Копать она умела хорошо – Верина школа. Сердце забилось в каком-то сладком предвкушении. Даже если ничего не найдёт… сейчас она точно поняла, что станет археологом!
Так, это что? Тьфу, ботинок… Ну, значит, до культурного слоя ещё пахать и пахать. Верик рассказывала, что раскопочная яма может быть и три метра в глубину. Она воткнула лопату в землю и отдышалась.
Тим перестал раскачиваться на ветке и подозрительно посматривал в её сторону. Она повернулась к нему спиной и продолжила копать.
Верик позвала обедать.

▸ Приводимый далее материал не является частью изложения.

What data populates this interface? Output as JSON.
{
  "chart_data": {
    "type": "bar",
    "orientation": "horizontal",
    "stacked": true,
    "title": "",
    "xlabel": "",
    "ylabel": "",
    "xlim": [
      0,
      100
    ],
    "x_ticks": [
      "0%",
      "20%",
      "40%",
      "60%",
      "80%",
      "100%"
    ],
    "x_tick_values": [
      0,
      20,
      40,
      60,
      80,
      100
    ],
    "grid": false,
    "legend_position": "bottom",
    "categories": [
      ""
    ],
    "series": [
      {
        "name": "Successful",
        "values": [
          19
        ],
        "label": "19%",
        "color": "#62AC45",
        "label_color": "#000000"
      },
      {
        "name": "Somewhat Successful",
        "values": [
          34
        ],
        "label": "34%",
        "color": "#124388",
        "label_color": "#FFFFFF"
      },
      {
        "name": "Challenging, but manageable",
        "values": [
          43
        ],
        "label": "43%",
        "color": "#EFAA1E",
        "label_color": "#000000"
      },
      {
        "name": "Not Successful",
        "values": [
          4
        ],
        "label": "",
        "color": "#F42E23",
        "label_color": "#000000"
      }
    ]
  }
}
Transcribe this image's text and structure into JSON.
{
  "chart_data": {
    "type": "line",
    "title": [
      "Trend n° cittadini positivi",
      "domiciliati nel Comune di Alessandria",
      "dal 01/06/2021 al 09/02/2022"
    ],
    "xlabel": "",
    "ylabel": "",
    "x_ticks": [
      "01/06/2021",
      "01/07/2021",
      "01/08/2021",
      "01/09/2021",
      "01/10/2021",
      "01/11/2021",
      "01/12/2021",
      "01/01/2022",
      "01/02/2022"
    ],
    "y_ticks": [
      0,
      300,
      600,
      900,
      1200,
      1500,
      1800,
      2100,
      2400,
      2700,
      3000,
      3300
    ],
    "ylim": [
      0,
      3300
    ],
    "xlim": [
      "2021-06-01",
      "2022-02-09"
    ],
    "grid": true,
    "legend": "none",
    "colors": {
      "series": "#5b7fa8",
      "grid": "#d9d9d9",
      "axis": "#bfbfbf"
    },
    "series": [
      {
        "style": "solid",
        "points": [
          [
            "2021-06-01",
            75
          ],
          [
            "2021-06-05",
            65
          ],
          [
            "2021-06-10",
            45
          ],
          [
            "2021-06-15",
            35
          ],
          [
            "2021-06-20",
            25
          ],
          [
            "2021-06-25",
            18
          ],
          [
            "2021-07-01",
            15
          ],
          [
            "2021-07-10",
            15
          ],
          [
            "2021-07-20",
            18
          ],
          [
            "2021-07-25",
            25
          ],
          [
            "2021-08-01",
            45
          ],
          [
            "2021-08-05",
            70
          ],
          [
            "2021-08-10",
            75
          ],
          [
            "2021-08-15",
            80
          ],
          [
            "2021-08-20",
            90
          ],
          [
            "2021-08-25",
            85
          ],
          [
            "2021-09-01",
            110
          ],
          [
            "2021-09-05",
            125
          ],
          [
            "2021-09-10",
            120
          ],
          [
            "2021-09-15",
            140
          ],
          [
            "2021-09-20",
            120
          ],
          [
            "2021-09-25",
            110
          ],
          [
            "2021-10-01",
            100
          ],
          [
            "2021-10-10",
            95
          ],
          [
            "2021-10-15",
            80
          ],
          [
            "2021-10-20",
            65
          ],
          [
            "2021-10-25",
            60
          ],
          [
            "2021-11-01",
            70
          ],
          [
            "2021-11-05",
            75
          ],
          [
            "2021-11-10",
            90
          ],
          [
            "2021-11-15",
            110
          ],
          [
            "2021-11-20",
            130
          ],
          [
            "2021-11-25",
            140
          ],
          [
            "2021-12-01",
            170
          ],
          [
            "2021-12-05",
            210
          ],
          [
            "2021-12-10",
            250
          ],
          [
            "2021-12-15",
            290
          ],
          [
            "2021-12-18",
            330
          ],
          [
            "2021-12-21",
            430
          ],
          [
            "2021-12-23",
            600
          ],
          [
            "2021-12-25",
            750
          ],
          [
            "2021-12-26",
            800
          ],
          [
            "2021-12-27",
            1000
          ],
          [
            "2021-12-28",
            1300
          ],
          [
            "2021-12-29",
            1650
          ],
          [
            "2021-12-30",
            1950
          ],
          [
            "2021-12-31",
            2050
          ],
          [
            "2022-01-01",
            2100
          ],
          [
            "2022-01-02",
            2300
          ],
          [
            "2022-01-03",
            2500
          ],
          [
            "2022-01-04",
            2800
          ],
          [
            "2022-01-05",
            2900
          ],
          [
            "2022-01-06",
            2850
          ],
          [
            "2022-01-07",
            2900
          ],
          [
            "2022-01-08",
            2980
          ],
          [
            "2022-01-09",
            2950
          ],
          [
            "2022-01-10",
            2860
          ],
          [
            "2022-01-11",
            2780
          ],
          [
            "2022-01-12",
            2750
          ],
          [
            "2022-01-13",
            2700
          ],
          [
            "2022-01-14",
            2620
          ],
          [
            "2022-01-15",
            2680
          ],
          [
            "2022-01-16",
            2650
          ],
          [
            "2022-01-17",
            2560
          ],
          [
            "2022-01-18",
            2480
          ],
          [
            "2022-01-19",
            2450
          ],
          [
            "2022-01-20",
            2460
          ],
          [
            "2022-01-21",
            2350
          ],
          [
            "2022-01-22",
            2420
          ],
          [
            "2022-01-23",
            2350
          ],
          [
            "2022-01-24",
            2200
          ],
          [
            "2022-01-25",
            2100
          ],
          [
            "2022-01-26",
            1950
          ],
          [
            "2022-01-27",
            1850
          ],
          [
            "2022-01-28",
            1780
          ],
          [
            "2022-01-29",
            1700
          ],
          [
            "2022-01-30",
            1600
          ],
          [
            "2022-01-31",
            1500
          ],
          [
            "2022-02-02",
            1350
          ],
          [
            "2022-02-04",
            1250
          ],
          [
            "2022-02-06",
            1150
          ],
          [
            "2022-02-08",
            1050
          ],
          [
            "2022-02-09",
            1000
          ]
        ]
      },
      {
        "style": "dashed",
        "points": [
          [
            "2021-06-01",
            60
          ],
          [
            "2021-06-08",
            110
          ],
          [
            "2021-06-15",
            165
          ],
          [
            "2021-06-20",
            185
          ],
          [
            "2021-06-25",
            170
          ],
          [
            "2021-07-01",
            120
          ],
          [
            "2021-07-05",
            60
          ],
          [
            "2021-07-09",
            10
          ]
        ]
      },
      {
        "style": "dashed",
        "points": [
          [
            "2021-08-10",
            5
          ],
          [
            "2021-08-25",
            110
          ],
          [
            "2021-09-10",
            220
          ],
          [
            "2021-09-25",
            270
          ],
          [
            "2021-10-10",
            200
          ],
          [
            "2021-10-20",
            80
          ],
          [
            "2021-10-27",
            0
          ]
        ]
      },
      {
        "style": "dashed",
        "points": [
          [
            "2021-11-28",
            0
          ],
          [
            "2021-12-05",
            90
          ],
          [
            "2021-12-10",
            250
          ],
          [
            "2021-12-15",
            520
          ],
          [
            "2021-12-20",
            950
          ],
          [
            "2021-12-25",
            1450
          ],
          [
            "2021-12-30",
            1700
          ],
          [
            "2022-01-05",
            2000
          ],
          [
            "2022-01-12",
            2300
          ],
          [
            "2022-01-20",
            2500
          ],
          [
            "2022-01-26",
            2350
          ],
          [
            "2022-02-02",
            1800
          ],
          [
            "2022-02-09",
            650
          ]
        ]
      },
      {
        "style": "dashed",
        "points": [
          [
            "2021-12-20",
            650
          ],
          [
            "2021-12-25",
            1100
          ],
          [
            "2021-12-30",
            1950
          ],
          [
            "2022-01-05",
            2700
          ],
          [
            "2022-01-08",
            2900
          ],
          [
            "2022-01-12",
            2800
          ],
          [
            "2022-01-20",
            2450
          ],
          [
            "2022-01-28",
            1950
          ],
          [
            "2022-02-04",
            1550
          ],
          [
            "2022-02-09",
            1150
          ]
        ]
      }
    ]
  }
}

В первый раз Женька почти не заметила вкуса еды и не обратила внимания на Пичкина, который принимал свои птичьи ванны в клетке у них над головой. Быстро помыла посуду (это было её обязанностью) и помчалась обратно на СВОЙ(!) раскоп.
Подошёл Тим:
– Клад ищешь?
– Ничего не ищу. Так, «разведка» называется. И вообще, отстань!
После ужина она всё-таки не выдержала и спросила у Верика:
– Верик, а как ты думаешь, у нас здесь можно что-нибудь откопать?
– Маловероятно, – небрежно ответила та.
И вот на второй день – пошло! Начали попадаться находки – глиняные черепки, полуистлевшая кожа… Женька принесла новую малярную кисть, обметала их и складывала в сторонке. Вдруг вспомнила слышанное от Веры экспедиционное словечко «камералка» и представила себе её удивлённое лицо.
Потом нашёлся кусочек расписного фарфора, очень красивый. «Странно!» – мелькнуло у неё в голове. Нет, без Верика тут не обойтись. Она аккуратно сложила все найденные черепки в коробку из-под рассады и медленно, чтоб не растрясти, понесла домой.